Personal information
- Full name: Ernest John Hinton
- Date of birth: 28 February 1892
- Place of birth: Southampton, England
- Date of death: 3 December 1955 (aged 63)
- Place of death: Southampton, England
- Height: 5 ft 10 in (1.78 m)
- Position: Inside forward

Senior career*
- Years: Team / Apps / (Gls)
- Sholing Athletic
- 1912–1915: Southampton / 2 / (0)
- 1915–1919: RAF Farnborough
- 1919–1921: Thornycrofts
- 1921: Barnstaple Town
- 1921–1922: Exeter City / 4 / (1)
- 1922–19??: Thornycrofts

= John Hinton (footballer) =

English footballer

Ernest John Hinton (28 February 1892 – 3 December 1955) was an English professional footballer who played at inside left for Southampton in the Southern League in 1915 and for Exeter City in the Football League Third Division in 1921.

==Early years==
Hinton was born in Southampton and was playing Hampshire League football with Sholing Athletic when he was spotted by scouts from Southampton of the Southern League. Hinton joined the Saints in 1912 and played in the reserves; in 1913, he scored a hat-trick in a Southern Alliance match.

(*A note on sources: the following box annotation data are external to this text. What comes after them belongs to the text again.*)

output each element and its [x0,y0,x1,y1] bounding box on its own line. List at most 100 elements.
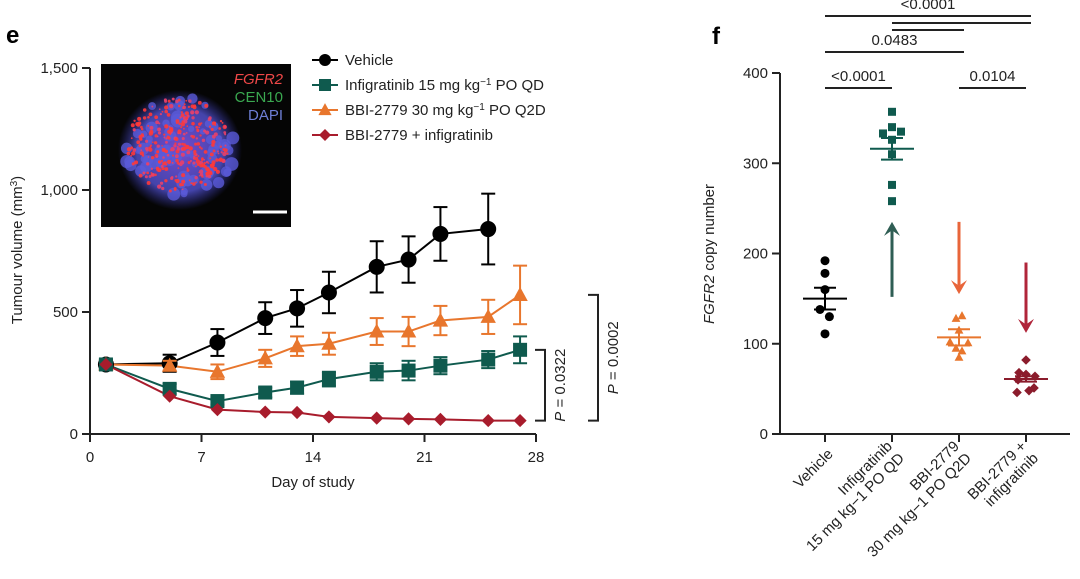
series-line-0 [105,228,489,366]
fgfr2-signal-dot [164,179,168,183]
data-point [162,381,177,396]
y-axis-title-sup: 3 [9,180,20,186]
data-point [321,372,336,387]
fgfr2-signal-dot [198,174,201,177]
fgfr2-signal-dot [213,121,217,125]
fgfr2-signal-dot [171,154,175,157]
fgfr2-signal-dot [223,131,227,134]
legend-marker [319,79,331,91]
data-point [210,403,225,417]
fgfr2-signal-dot [149,125,154,130]
fgfr2-signal-dot [175,119,180,124]
data-point [401,363,416,378]
fgfr2-signal-dot [167,99,171,103]
fgfr2-signal-dot [156,168,160,172]
fgfr2-signal-dot [209,157,212,160]
fgfr2-signal-dot [166,159,172,164]
fgfr2-signal-dot [173,144,177,148]
fgfr2-signal-dot [198,169,204,174]
f-y-tick-label: 200 [743,246,768,263]
fgfr2-signal-dot [197,100,202,105]
fgfr2-signal-dot [142,116,147,120]
fgfr2-signal-dot [194,110,199,115]
fgfr2-signal-dot [151,172,155,177]
y-axis-title-main: Tumour volume (mm [9,186,26,324]
fgfr2-signal-dot [171,97,175,101]
data-point [945,337,955,346]
fgfr2-signal-dot [181,179,186,184]
fgfr2-signal-dot [167,136,171,140]
fgfr2-signal-dot [203,182,207,186]
data-point [1021,369,1031,380]
p-value-label: P = 0.0322 [552,349,569,422]
fgfr2-signal-dot [144,139,149,143]
fgfr2-signal-dot [173,188,177,191]
fgfr2-signal-dot [144,175,148,179]
fgfr2-signal-dot [194,156,199,161]
legend-marker [319,129,331,141]
fgfr2-signal-dot [198,122,202,126]
fgfr2-signal-dot [199,172,204,177]
fgfr2-signal-dot [195,181,197,184]
fgfr2-signal-dot [181,188,184,191]
data-point [1014,367,1024,378]
fgfr2-signal-dot [201,163,206,168]
dapi-blob [224,157,239,171]
fgfr2-signal-dot [192,123,195,126]
fgfr2-signal-dot [139,125,143,129]
fgfr2-signal-dot [214,124,217,127]
data-point [1030,371,1040,382]
fgfr2-signal-dot [162,156,165,159]
fgfr2-signal-dot [134,160,139,165]
x-tick-label: 21 [416,449,433,466]
data-point [258,385,273,400]
data-point [258,405,272,419]
x-tick-label: 28 [528,449,545,466]
fgfr2-signal-dot [160,159,164,163]
data-point [161,357,178,372]
fgfr2-signal-dot [180,113,185,118]
legend-label-sup: −1 [480,77,492,88]
data-point [289,338,305,353]
fgfr2-signal-dot [185,99,188,102]
fgfr2-signal-dot [146,181,151,185]
data-point [209,334,226,351]
data-point [368,258,385,275]
fgfr2-signal-dot [164,124,169,129]
fgfr2-signal-dot [154,173,157,177]
fgfr2-signal-dot [165,163,168,166]
significance-label: 0.0104 [970,68,1016,85]
fgfr2-signal-dot [192,161,196,165]
fgfr2-signal-dot [178,104,181,108]
fgfr2-signal-dot [193,155,196,158]
fgfr2-signal-dot [195,125,199,129]
data-point [369,364,384,379]
category-label-line: Vehicle [790,446,836,492]
data-point [433,412,448,426]
fgfr2-signal-dot [167,129,172,134]
data-point [954,325,964,334]
fgfr2-signal-dot [156,144,160,148]
data-point [322,410,336,424]
data-point [888,123,896,132]
panel-letter-e: e [6,22,19,49]
legend-label-sup: −1 [473,102,485,113]
fgfr2-signal-dot [180,126,183,129]
fgfr2-signal-dot [183,119,188,124]
inset-label-fgfr2: FGFR2 [234,71,284,88]
fgfr2-signal-dot [170,176,174,180]
fgfr2-signal-dot [163,136,166,139]
fgfr2-signal-dot [153,141,158,145]
dapi-blob [124,159,137,172]
fgfr2-signal-dot [130,137,133,140]
significance-label: 0.0483 [872,32,918,49]
data-point [290,380,305,395]
fgfr2-signal-dot [179,116,182,119]
fgfr2-signal-dot [182,105,186,110]
fgfr2-signal-dot [130,154,133,157]
fgfr2-signal-dot [166,153,170,157]
fgfr2-signal-dot [205,174,209,178]
fgfr2-signal-dot [164,109,168,114]
fgfr2-signal-dot [154,115,159,120]
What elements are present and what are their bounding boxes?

He made his two first team appearances when he replaced Fred Jones in a 4–3 defeat at Queens Park Rangers on 16 January 1915 and again in a 3–1 defeat at Bristol Rovers on 17 March.

==Military service==
When all league football was suspended because of the First World War, Hinton joined the Royal Air Force, stationed at Farnborough. He played football for his squadron and was selected to represent "England" in an RAF international match against their Scottish equivalents.

==Post-war career==
After the war, Hinton worked for Thornycroft shipbuilders at Woolston as a joiner. He captained the works team, coached by another former Southampton player, Jim Angell, when they reached the First Round proper of the FA Cup in January 1920. After victories over Dulwich Hamlet and Sheppey United, Thornycrofts were drawn against Burnley. The match, on 10 January, was played at The Dell and ended in a goalless draw. In the replay three days later, Burnley's pedigree and experience prevailed, winning 5–0, with three goals from James Lindsay.

Hinton left Thornycroft in February 1921 to join Barnstaple Town, moving on a month later to Exeter City of the Football League Third Division. He made four Football League appearances, scoring once, before returning to Thornycrofts the following year.